— Наконец шутовской номер, предшествовавший его выступлению, завершился и завсегдатаи кафе столпились вокруг стола; я был в первых рядах. Шпрехшталмейстер, дряхлый морщинистый старик, поставил на стол два небольших деревянных кубика, в грани одного из которых были вырезаны ступеньки. Между кубиками я увидел туго натянутый волосок — наверно, из головы тренера, ибо он тускло поблескивал в сумеречном свете кафе. Затем тренер поставил на стол Казимира и положил перед блохой блестящую двухдюймовую булавку, которую выдернул из-за лацкана пиджака.

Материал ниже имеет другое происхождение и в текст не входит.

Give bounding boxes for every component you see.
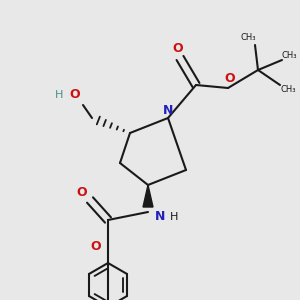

— Я не верил своим глазам. Для блохи такая булавка была тем же самым, что для меня железнодорожный рельс, но тем не менее, Казимир нагнулся, зафиксировал хватку и, напружинив мускулы, внезапно вскинул ее над головой. У меня перехватило дыхание. Но я еще не видел все, на что было способно это выдающееся создание. Держа булавку над головой, он подошел к ступенькам, поднялся по ним, после чего медленно и осторожно двинулся по волоску. Тот прогнулся под этим непредставимым весом, и Казимир с трудом удержал равновесие. Затем, как бы слившись в единое целое с волоском, он короткими точными шажками прошел по всей его длине; все это время он держал булавку вскинутую над головой, и она не шелохнулась в его хватке. И только когда он достиг другого кубика и опустил свой груз, по конвульсивному тремору мышц и тяжелому дыханию можно было понять, каких усилий ему стоил этот номер.
— И еще до того, как раздались аплодисменты, я понял, что мои поиски подошли к концу. Шесть часов спустя, после ожесточенного торга и бесконечных порций сливовицы, я уплатил за контракт Казимира столько, что никому в голову не могла бы придти сумма, выложенную за одну блоху. Но я чувствовал, что мне крепко повезло.
— Свой выигрыш я лично привез домой. Я дал ему время привыкнуть к нашему американскому образу жизни; я успокоил его душу, изголодавшуюся по ласке и привязанности; и только убедившись, что остальная труппа его приняла и он чувствует себя в ее кругу спокойно и раскованно, я выпустил его на сцену. Этот вечер стал его триумфом. И когда опустился занавес, не подлежало сомнению, что он стал безоговорочной звездой шоу. И видно было, что эти почести не позволят ему, простому, честному и наивному созданию, надуться от важности; хотя не было и вопросов по поводу его звездного успеха. И Себастиан, великий Пунчинелло, несравненный клоун, оказался на втором плане.
— Что тогда чувствовал Себастиан? Что кроме гнева и отчаяния мог он испытывать, убедившись, что его место досталось другому? Но как бы он ни страдал, первым делом он был артистом — до мозга костей. Для него представление было главным делом в жизни и если бы оно потребовало от него принести себя в жертву, он бы стоически пошел и на это. Работал он по-прежнему выше всякой критики. Может, даже лучше, чем раньше. Стоило ему выйти на свет, как он безоговорочно отдавался своей роли, работая с такой виртуозностью и безоглядностью, что практически никто из блох не мог с ним сравниться.